MBEs have been awarded – belatedly – to Jimmy Greaves and Ron Flowers, the last two surviving members of England’s 1966 World Cup-winning squad not to have been honoured.
Hamilton’s remarkable year saw him equak Michael Schumacher’s record of seven Formula One titles and become an increasingly powerful voice for diversity in his sport.

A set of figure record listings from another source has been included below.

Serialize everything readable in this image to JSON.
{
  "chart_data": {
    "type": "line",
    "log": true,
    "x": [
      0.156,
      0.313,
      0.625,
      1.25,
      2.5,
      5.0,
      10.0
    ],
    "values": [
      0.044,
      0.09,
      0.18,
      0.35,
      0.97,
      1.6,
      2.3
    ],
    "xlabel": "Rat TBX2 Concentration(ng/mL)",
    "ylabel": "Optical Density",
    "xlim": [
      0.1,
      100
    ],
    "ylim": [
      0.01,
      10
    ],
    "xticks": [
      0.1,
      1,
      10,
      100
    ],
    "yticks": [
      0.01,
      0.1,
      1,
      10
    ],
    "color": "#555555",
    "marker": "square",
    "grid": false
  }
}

The 35-year-old is the fourth F1 driver to be knighted after two fellow Britons, Sir Stirling Moss and Sir Jackie Stewart, and Australia’s Sir Jack Brabham.
There had been a question mark over whether Hamilton would be knighted given he lives in the tax haven of Monaco but Prime Minister Boris Johnson is reported to have intervened to ensure the reward.
It was confirmed on Wednesday that Hamilton, who in September also set up a commission to analyse the lack of diversity in motor racing, had been recognised through the “diplomatic and overseas” list rather than the domestic list to avoid controversy over his tax returns.
In women’s football Gill Coultard, the first to win 100 senior England football caps, received an MBE – a gong that was also given to Great Britain’s Billie Jean King Cup tennis captain Anne Keothavong.
The former Leeds Rhino scrum-half Rob Burrow, who has motor neurone disease, was also granted and MBE in recognition of services to his sport and in raising MND awareness during the coronavirus pandemic.
His former teammate, the Leeds director of rugby Kevin Sinfield, ran seven marathons in seven days to raise funds for the MND Association on Burrow’s behalf, with the total now more than £2.5m.
The Exeter director of rugby, Rob Baxter, was awarded an OBE and the team’s captain, Joe Simmonds, an MBE after the Chiefs won the Premiership title and the European Champions Cup.
Bob Champion, who won the 1981 Grand National on Aldaniti after recovering from cancer, has been awarded a CBE for his charitable work at the Bob Champion Cancer Trust.
Matt Hampson, who was paralysed from the neck down during a training session with the England Under-21 rugby union team in 2005, has been awarded an OBE for services to charity through his foundation which supports others who sustain catastrophic injuries in sport.